Llegaba el turno del tema que fue primer single de “¿Quién nos va a salvar?” y que presenta esa filosofía de banda que tan característica ha hecho a La M.O.D.A.: “Los hijos de Johnny Cash”. Desde las primeras notas de banjo (Jacobo Naya) intercaladas sobre la letra al final de película que se marcaaron, este tema puso a saltar a la Joy. Quedaba tela todavía y disfrutamos de temazos como “PRMVR”, “Catedrales” o “Los Lobos”, algunos de los temas más tensos de esta banda que ha hecho un sello de sus letras crudas y honestas.
Ellos tienen la magia de hacerlo todo con el cariño que te mece y la intensidad que te atraviesa.
Los ánimos por los cielos y nos dejamos llevar por las manos de David en la intro de “Flores del mal” para después caer en el ritmo energizante de Jorge Juan Mariscal (bajo) y Caleb Melguizo (batería), que se marcaron un final de infarto. David se quedó solo sobre el escenario para tocar “La cuerda floja” y nos caló en un cara a cara que hizo el silencio en la Joy. Volvía la banda para tocar “1932“, que comenzó con una intro suave y fue creciendo hasta ponernos de nuevo a saltar. “¿Quién nos va a salvar?” repiqueteó bajo los dedos de Alvar y dio paso a “Vasos vacios”, Iseo a las voces incluída. Vaya final se marcaron, todos al frente volviendo a la sala loca perdida.
Momento entonces para el bloque lento de la noche: “Ojalá” a voz, guitarra y acordeón, dejó temblando la sala y “Nueva Orleans” nos guió con esa intro tranquila para después explotar intercalando la firme mandolina de Adán Ruiz y los vientos. Los coros multitudinarios de los primeros versos de “Hay un fuego” dibujaron una sonrisa sobre la voz rota de David y todos nos dejamos mecer por las suaves notas del acordeón de Jose. Iseo se unió a la fiesta y vibramos sobre una de las letras más bonitas de esta banda que ha hecho de su filosofía un sonido.
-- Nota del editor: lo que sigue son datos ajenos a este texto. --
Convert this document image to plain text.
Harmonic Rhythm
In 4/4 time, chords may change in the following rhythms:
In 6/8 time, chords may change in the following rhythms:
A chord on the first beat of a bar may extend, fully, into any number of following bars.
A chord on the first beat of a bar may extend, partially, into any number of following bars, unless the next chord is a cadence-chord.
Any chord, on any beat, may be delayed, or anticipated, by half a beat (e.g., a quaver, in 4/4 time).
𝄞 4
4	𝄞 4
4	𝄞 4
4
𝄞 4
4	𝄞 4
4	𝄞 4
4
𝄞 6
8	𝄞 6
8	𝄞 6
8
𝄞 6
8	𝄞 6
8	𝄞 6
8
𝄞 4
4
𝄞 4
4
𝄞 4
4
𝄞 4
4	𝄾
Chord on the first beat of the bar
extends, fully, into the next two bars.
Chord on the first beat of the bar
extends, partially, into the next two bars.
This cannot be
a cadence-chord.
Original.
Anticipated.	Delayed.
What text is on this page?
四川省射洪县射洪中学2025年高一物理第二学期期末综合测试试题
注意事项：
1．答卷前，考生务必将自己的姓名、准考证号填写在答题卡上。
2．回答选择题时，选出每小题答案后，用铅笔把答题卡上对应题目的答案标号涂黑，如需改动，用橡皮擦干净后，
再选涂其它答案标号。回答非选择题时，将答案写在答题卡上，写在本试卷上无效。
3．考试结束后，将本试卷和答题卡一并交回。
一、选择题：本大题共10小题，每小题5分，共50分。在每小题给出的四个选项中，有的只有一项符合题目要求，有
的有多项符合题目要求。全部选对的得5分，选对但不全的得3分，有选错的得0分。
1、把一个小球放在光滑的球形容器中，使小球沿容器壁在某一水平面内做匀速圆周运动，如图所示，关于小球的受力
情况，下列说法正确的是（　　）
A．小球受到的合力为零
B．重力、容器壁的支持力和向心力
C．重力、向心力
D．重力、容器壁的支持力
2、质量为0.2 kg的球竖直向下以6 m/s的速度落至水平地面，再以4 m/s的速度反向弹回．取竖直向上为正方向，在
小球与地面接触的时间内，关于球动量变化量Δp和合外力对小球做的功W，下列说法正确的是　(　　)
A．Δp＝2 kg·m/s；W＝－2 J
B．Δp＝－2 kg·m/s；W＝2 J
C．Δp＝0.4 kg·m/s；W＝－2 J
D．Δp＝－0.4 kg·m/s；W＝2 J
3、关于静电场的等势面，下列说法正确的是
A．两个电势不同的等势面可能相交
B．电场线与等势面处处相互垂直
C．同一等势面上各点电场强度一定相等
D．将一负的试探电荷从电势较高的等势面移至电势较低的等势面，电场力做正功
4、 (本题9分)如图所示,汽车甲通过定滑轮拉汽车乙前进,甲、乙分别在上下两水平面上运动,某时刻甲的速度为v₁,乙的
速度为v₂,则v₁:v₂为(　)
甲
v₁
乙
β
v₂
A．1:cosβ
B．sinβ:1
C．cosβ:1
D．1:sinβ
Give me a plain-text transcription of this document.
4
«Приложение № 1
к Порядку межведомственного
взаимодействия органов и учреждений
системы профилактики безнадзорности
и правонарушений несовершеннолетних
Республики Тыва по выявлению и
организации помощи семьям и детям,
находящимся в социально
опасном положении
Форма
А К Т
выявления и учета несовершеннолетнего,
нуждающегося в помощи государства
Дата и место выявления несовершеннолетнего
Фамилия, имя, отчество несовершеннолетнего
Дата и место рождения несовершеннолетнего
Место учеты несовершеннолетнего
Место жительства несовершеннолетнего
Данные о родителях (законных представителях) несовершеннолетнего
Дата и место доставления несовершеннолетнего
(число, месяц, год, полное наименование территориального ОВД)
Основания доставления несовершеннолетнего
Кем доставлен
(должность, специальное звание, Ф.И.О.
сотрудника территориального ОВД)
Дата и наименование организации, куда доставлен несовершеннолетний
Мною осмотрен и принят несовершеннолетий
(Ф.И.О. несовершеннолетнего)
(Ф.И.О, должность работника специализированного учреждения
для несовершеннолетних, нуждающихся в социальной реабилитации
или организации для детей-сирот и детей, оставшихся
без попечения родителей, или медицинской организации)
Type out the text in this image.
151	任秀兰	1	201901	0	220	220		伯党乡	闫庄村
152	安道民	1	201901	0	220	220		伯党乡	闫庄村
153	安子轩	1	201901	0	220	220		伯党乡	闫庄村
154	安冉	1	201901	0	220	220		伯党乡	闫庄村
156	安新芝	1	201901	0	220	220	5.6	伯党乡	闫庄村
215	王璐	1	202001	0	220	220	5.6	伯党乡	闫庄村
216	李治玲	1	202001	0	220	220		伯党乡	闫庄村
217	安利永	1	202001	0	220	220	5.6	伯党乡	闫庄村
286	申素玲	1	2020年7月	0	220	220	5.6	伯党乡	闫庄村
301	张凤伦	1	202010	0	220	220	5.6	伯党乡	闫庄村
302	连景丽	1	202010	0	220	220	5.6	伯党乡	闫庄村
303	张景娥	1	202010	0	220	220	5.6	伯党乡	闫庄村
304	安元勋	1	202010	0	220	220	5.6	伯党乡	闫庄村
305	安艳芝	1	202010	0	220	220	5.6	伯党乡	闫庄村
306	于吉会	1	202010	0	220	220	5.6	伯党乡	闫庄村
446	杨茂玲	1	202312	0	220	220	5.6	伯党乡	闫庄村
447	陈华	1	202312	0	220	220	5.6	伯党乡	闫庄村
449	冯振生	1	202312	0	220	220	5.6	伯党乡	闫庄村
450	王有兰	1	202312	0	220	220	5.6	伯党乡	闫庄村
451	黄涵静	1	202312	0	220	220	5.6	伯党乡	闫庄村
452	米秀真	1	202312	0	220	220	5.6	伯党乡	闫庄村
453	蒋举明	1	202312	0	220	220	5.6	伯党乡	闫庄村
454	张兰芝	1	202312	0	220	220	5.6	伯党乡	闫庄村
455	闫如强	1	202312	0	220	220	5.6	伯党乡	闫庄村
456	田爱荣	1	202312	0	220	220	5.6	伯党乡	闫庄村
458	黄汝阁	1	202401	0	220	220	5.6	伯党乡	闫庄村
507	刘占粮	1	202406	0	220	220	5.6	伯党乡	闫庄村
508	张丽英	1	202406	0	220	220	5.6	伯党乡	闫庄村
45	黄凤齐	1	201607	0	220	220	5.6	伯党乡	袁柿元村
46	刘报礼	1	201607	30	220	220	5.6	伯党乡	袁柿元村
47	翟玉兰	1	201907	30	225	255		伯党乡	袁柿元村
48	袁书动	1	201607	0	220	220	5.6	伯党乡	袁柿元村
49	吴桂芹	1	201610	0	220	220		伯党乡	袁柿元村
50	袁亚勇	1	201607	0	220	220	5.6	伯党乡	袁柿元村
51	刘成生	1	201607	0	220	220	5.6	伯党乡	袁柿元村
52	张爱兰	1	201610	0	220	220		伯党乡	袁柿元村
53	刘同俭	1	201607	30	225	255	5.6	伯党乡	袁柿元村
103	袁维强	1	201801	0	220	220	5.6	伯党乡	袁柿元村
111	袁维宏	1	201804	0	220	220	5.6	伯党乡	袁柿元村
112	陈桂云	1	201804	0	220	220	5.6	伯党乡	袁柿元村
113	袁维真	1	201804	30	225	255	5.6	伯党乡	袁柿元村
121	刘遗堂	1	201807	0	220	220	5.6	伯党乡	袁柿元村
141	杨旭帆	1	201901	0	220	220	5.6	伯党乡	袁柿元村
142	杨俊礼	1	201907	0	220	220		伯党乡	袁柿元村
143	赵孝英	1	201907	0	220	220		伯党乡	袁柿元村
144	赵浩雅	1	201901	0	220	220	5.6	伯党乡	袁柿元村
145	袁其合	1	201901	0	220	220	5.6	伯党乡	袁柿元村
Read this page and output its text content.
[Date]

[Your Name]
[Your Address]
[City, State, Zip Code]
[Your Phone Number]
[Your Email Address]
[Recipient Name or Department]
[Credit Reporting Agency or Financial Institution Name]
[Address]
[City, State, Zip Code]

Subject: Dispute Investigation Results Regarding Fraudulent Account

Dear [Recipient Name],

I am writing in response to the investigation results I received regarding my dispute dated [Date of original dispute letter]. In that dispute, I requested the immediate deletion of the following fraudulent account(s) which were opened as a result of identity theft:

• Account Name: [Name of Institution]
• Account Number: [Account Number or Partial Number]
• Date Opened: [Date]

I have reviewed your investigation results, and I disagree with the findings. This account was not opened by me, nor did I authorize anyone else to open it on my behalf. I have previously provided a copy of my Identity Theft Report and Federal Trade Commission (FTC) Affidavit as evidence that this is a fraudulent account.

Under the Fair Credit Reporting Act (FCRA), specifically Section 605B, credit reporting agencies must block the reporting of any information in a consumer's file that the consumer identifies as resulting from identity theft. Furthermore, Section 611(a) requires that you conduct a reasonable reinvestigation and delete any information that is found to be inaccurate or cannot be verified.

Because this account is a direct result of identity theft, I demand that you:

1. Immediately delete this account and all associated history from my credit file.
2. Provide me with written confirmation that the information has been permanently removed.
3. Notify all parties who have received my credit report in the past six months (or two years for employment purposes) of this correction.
Se despidieron con “Historia triste” versionando a Eskorbuto, pero volvieron con “Nómadas” entre las manos. Éste es uno de los temas que mejor recoge la variedad estilística del grupo y en el que hay momento para los instrumentos poco habituales que caracterizan el sonido de la M.O.D.A. Desde el solo de mandolina sobre los colchones de acordeón hasta el final a guitarra y voz, este tema plantea un proyecto rico en detalles para desarrollar unas letras profundas e intensas. Nos quedaba una, sólo una, y no podía ser otra que la que fue su primera canción en castellano: “Gasoline”. Intro de banjo, ese ritmo grave sosteniendo un estribillo que incita a cantar, los coros que se armonizan y la voz rota de David que puso a arder la sala a base de gasolina y alcohol. Magia pura.
Si algo son la Maravillosa Orquesta del Alcohol, es auténticos.